What is jet quenching and how far can the hydrodynamic analogy go? I recently heard about jet quenching concerning data taken by the experiments at the LHC. Apparently it is related to the existence to the quark-gluon plasma. As far as I understood this interpretation is an analogy to hydrodynamics (the jet is "blocked" by the plasma).
I would like to understand that in more details: why is this analogy a "good" one, how far can it go and how do we detect that experimentaly.

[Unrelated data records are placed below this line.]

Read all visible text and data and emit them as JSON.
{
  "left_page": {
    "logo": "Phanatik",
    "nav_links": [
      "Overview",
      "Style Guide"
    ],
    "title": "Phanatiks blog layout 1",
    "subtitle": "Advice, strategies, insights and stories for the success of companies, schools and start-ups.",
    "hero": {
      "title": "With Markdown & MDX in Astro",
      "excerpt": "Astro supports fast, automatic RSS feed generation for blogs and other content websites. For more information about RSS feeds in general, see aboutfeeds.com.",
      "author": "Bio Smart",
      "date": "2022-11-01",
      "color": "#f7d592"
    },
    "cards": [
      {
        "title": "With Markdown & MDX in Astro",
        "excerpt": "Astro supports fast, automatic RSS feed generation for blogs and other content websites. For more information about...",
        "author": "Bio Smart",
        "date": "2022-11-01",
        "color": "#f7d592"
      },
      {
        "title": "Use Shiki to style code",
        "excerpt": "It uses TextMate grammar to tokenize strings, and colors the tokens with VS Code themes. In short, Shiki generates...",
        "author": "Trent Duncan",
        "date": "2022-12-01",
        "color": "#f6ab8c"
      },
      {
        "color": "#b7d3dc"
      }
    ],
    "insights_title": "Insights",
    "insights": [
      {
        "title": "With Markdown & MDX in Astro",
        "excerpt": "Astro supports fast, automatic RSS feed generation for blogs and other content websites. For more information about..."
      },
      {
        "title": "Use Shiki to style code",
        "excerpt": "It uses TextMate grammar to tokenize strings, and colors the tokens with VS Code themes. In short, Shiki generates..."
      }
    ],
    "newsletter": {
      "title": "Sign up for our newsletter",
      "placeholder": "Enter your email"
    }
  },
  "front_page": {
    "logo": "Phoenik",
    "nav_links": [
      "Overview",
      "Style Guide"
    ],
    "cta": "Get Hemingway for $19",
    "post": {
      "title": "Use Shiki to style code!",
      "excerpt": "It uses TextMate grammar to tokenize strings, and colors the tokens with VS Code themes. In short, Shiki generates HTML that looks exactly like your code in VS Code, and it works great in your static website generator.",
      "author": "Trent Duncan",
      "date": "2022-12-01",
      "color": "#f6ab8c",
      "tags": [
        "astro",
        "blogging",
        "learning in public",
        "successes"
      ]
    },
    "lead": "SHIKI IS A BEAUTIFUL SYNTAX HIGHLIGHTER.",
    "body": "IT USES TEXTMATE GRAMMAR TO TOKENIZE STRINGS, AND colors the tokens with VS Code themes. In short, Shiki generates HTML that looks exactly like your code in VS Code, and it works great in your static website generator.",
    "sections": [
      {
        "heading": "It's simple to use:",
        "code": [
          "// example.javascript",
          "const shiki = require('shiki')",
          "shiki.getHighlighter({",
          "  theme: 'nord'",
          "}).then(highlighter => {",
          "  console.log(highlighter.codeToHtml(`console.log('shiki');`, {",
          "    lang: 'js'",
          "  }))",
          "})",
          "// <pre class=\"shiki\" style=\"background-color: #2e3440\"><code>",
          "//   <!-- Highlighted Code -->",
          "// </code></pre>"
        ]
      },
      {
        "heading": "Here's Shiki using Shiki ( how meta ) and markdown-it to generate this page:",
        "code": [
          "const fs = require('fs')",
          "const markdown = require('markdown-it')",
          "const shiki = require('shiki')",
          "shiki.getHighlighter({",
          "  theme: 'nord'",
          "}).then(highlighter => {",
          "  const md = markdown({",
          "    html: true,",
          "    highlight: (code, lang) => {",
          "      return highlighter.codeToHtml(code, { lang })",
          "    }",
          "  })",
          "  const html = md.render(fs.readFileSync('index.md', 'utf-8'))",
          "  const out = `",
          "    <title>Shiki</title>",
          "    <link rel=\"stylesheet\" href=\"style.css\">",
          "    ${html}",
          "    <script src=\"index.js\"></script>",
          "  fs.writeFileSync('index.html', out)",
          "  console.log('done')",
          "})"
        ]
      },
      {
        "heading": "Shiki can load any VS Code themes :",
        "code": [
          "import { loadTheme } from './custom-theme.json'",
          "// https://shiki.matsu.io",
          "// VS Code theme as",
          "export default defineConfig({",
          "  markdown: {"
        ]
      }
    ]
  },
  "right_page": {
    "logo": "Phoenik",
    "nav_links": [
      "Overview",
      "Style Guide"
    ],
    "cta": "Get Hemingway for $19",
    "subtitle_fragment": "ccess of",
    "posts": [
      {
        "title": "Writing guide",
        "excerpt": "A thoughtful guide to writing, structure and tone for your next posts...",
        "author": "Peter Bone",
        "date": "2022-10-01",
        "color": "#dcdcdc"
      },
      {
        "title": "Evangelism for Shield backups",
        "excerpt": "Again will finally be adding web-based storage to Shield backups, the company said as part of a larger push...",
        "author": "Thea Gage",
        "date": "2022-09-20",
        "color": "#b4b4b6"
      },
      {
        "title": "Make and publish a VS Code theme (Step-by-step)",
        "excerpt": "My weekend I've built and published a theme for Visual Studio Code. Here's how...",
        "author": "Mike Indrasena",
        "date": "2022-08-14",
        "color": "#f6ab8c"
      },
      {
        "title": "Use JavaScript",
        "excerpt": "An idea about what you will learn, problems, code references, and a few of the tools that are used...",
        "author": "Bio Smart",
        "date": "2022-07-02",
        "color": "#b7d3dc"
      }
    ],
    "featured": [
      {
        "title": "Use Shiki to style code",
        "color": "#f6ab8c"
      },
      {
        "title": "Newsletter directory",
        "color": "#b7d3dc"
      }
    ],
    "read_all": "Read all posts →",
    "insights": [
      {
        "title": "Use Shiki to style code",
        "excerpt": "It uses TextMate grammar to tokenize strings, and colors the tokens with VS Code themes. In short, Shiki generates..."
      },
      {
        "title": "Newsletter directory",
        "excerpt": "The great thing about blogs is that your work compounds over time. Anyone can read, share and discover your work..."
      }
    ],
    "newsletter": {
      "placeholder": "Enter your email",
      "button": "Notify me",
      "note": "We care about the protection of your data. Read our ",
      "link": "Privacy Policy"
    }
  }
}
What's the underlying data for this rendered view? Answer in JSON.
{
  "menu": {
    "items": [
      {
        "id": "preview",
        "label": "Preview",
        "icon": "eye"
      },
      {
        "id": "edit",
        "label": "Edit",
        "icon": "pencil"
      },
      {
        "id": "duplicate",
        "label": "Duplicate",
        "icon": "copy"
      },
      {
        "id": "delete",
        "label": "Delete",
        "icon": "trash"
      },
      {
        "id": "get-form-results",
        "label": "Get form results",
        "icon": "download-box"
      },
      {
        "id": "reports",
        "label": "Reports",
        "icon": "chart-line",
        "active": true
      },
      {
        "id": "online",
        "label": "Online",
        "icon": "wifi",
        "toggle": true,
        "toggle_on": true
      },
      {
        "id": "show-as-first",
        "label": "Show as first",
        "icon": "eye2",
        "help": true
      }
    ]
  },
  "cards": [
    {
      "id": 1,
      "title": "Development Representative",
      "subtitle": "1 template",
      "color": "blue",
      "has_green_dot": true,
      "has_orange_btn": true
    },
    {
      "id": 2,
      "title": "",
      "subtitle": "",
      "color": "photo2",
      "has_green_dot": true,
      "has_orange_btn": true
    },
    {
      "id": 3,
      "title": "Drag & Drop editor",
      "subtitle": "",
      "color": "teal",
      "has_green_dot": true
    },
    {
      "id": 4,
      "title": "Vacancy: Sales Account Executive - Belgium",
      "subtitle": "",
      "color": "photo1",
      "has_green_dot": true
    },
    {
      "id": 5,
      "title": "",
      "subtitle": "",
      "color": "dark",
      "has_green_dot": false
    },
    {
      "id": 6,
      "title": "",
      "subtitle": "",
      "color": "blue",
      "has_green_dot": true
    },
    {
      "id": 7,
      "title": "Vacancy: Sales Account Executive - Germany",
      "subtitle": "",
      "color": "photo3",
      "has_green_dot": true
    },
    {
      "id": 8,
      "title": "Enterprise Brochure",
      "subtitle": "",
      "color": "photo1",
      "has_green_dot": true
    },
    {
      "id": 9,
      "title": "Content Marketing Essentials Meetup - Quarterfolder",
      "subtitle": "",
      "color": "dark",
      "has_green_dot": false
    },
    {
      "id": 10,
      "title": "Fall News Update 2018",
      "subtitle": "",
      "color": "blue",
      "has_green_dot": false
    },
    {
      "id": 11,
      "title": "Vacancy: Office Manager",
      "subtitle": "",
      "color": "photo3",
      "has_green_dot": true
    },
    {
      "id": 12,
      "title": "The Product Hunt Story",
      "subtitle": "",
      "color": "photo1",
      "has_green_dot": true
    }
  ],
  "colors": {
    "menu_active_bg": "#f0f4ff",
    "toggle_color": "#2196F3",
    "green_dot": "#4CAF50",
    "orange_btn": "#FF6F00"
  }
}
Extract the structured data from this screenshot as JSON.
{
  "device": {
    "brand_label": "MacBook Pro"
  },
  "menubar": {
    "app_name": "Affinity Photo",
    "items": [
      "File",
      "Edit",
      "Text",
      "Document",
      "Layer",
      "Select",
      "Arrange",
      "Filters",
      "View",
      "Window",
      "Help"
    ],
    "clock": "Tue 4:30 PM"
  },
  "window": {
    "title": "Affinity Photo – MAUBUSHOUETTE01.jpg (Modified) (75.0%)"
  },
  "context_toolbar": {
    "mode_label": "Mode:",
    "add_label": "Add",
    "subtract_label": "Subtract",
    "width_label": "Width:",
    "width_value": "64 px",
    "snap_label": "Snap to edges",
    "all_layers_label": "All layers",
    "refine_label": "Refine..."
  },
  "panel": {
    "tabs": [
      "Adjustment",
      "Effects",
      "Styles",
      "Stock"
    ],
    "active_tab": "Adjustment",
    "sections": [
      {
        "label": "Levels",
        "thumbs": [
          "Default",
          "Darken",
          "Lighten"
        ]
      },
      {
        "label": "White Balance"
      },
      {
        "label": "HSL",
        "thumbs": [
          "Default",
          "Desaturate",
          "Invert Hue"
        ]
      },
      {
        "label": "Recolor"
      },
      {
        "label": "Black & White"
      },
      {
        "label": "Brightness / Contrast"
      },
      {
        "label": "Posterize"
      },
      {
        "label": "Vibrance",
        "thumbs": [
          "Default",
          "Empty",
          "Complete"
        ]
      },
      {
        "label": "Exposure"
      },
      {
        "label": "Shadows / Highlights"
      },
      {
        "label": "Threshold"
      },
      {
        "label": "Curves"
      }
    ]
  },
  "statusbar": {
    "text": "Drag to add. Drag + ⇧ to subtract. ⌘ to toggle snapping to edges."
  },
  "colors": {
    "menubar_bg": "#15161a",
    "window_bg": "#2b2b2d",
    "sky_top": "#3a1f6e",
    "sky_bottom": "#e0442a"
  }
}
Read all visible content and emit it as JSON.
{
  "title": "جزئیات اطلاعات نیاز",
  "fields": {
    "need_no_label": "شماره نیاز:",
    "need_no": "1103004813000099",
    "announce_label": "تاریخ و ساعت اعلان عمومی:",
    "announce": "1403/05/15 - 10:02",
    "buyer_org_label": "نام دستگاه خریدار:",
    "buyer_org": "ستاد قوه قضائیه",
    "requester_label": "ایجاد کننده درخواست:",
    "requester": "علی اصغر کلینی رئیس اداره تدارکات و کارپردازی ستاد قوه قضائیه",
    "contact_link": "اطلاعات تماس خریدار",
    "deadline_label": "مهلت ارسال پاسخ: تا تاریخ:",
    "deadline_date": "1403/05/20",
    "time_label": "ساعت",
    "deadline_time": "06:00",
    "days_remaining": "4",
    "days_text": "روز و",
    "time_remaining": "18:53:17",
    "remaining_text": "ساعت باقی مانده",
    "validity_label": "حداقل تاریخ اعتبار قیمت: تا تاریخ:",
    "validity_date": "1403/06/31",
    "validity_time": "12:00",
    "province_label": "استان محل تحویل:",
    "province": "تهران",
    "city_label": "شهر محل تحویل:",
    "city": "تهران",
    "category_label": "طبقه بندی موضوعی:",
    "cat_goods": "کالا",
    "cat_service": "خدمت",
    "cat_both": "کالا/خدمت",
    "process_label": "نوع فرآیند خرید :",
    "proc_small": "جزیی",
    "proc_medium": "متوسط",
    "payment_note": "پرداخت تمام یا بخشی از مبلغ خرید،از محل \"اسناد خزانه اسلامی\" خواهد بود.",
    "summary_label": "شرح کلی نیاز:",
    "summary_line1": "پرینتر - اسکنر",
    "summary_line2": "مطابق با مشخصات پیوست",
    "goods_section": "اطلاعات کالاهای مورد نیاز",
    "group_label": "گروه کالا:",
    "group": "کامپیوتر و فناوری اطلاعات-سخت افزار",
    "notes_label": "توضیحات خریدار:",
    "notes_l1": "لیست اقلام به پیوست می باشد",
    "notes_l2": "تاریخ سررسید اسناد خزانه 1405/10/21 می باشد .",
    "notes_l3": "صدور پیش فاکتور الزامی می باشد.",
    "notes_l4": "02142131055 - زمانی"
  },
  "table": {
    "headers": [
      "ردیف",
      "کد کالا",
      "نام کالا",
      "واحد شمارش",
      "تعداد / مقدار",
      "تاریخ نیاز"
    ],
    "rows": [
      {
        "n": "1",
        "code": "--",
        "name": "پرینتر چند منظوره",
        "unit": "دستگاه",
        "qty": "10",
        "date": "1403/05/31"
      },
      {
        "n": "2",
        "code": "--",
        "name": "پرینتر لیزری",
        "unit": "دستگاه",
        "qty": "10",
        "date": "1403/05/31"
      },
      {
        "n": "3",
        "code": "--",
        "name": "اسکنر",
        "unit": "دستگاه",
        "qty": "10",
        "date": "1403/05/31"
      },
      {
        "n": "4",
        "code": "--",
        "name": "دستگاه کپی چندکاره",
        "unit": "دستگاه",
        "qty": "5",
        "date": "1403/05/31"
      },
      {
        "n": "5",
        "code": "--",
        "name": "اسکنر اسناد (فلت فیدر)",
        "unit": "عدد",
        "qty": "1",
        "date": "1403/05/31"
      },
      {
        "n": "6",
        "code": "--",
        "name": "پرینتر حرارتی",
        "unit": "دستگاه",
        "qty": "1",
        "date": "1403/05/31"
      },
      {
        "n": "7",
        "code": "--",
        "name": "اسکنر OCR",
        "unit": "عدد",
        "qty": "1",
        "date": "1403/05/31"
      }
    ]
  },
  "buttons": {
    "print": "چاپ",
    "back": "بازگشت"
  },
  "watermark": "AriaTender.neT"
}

 A: As you probably know, in high-energy hadron collisions, you typically have a quark in one of the incoming hadrons scatter off a quark in the other incoming hadron (deep inelastic scattering). For the brief moment in which the quarks are interacting, they can be considered as free particles to some extent, so they "bounce" off each other and emerge back-to-back along a random axis. Since this typically knocks the quarks out of their original particles, you'll get two jets of daughter hadrons, one for each of the scattered quarks.
Jet quenching can occur when this process takes place in the presence of a "soup" of many other hadrons. Typically, what happens is that the quark scattering takes place near the edge of the hadron soup. One of the jets will be directed outward, towards lower particle densities, and the other will be directed inward, toward higher particle densities. The latter jet will lose most of its energy due to further collisions and gluon radiation (it gets "quenched"), but the former jet continues out to the detector. So what you see is only one jet of daughter hadrons.
Several years ago I wrote a research paper about calculating the drag force on a quark in a quenched jet. Figure 5 on page 12 shows jet quenching in action. (I'll include the figure itself here once I get back to my other computer which has the source graphic on it.)
The analogy between jet quenching and hydrodynamics is not exactly in my area of expertise, but from what I've heard, hydrodynamic models (developed for classical liquids) have had some success describing certain properties of the quark-gluon plasma. It has been said that this suggests that the QGP is actually more like a liquid than a plasma, but I'm not sure to what extent that's literally true. You don't need the hydrodynamic analogy to explain how jet quenching is able to occur, though, at least not at a qualitative level.